The goal of the 2020 Decennial Census is to count every resident “once, only once and in the right place,” as the U.S. Census Bureau’s mission states. With an estimated 329 million residents living in the U.S. — though census itself will show the exact number – this is the largest undertaking in U.S. history.
The census is constitutionally mandated, of course, but also plays a critical role in informing how over $675 billion in government appropriations are allocated, how many representatives each state gets and how voting precinct and school district lines are drawn. Census data also helps local, state and federal agencies as well as companies make important decisions going forward.
“We need that measurement in order to shape our future,” said Atri Kalluri, senior advocate for response security and data integrity at the U.S. Census Bureau, speaking at the Splunk Gov Summit March 4.
The census could not occur at this scale, nor within its mandated timeframe, without a data-driven approach to innovation.
One way the Census Bureau innovated was in how it reengineered address canvassing. Before every decennial census, the bureau validates addresses, looking for new housing units from the last census as well as removing any that no longer exist from its database. This time around, Kalluri explained, the bureau was able to verify 65% of housing units across the U.S. from its office, using a combination of imaging and change detection technology. For the remaining 35%, the bureau hired 32,000 assistants to verify addresses in the field, compared to the 150,000 it hired in 2010.
Data-enabled platforms and automation are also essential to the process of conducting the census, Kalluri said. This year, the Census Bureau is looking to hire up to 500,000 part-time employees to work as field workers. Not only does such a massive short-term increase in hiring, training and payroll necessitate a fast-moving IT platform, but also each one of these field operatives needs a device to conduct their operations. The Census Bureau has adopted a “device as a service” model to drive down equipment costs. These devices are used both for enumeration purposes and to optimize routes for enumerators, allowing them to survey more households in a shorter period of time.
The Census Bureau has implemented a system of checks and balances to ensure the accuracy of integrity of its data.
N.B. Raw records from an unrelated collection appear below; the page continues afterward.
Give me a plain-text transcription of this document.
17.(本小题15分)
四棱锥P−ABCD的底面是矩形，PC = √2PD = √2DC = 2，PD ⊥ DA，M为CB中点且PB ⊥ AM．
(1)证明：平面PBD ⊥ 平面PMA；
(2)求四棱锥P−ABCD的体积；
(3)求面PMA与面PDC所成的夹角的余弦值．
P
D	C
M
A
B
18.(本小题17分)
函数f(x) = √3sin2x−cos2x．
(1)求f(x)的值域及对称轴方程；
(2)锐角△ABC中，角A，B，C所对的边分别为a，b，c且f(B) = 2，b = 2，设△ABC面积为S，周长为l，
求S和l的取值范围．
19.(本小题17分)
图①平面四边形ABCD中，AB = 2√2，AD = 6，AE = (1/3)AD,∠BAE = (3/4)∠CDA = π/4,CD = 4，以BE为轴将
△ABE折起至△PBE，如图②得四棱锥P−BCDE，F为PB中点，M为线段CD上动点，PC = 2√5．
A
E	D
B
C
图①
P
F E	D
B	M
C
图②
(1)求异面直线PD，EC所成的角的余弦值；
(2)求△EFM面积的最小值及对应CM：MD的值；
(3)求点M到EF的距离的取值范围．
Every response, whether with an ID or without (such as someone who fills out the census on a mobile device) is tested against rules and logic. For example, if someone reports that they are older than their parents, the system will bounce that response back. The system uses a variety of data sets to verify addresses as well; for the few that the system cannot automatically process, the bureau will use field verification.
The bureau has founded a trust and safety team, which is coordinating with multiple tech companies and non-governmental organizations to protect against misinformation and disinformation. Some of the social media organizations the trust and safety team has met with have changed their policies on posting and allowing bots to publish media, helping to stem the flow of false information.
The trust and safety team at the Census Bureau is mitigating misinformation and disinformation efforts across foreign languages as well, an especially important mission as the agency expands its foreign language offerings. This year, respondents to the census have the option to self-respond online in 13 different languages (including English). The paper self-response has guides in 59 different languages, and the Census Bureau’s website will soon include text and video guides in those languages.
The Census Bureau’s language choices were informed by the American Community Survey, a monthly survey the bureau sends out to a sample of the population, Kalluri said. Similarly, the agency used existing studies on response methods in its decision to add an online self-response option this year. It predicts 60.5% of respondents will self-respond.
The Census Bureau is committed to “very strictly maintain the confidentiality and privacy of data” as well as data integrity, Kalluri emphasized. Not only is unique respondent data not publicly available, but also the bureau has taken steps to protect the aggregate data from the sort of reverse-engineering that would allow someone to identify a specific respondent or group of respondents.
“Every employee and contractor at the Census Bureau is sworn for life to protect the data’s integrity,” Kalluri said.
The 2020 Decennial Census period officially starts on Census Day, April 1, Kalluri said, although some counts in difficult-to-reach communities in Alaska began in January. Some U.S. residents may also receive information as soon as March 12, and everyone is encouraged to self-respond as soon as they can.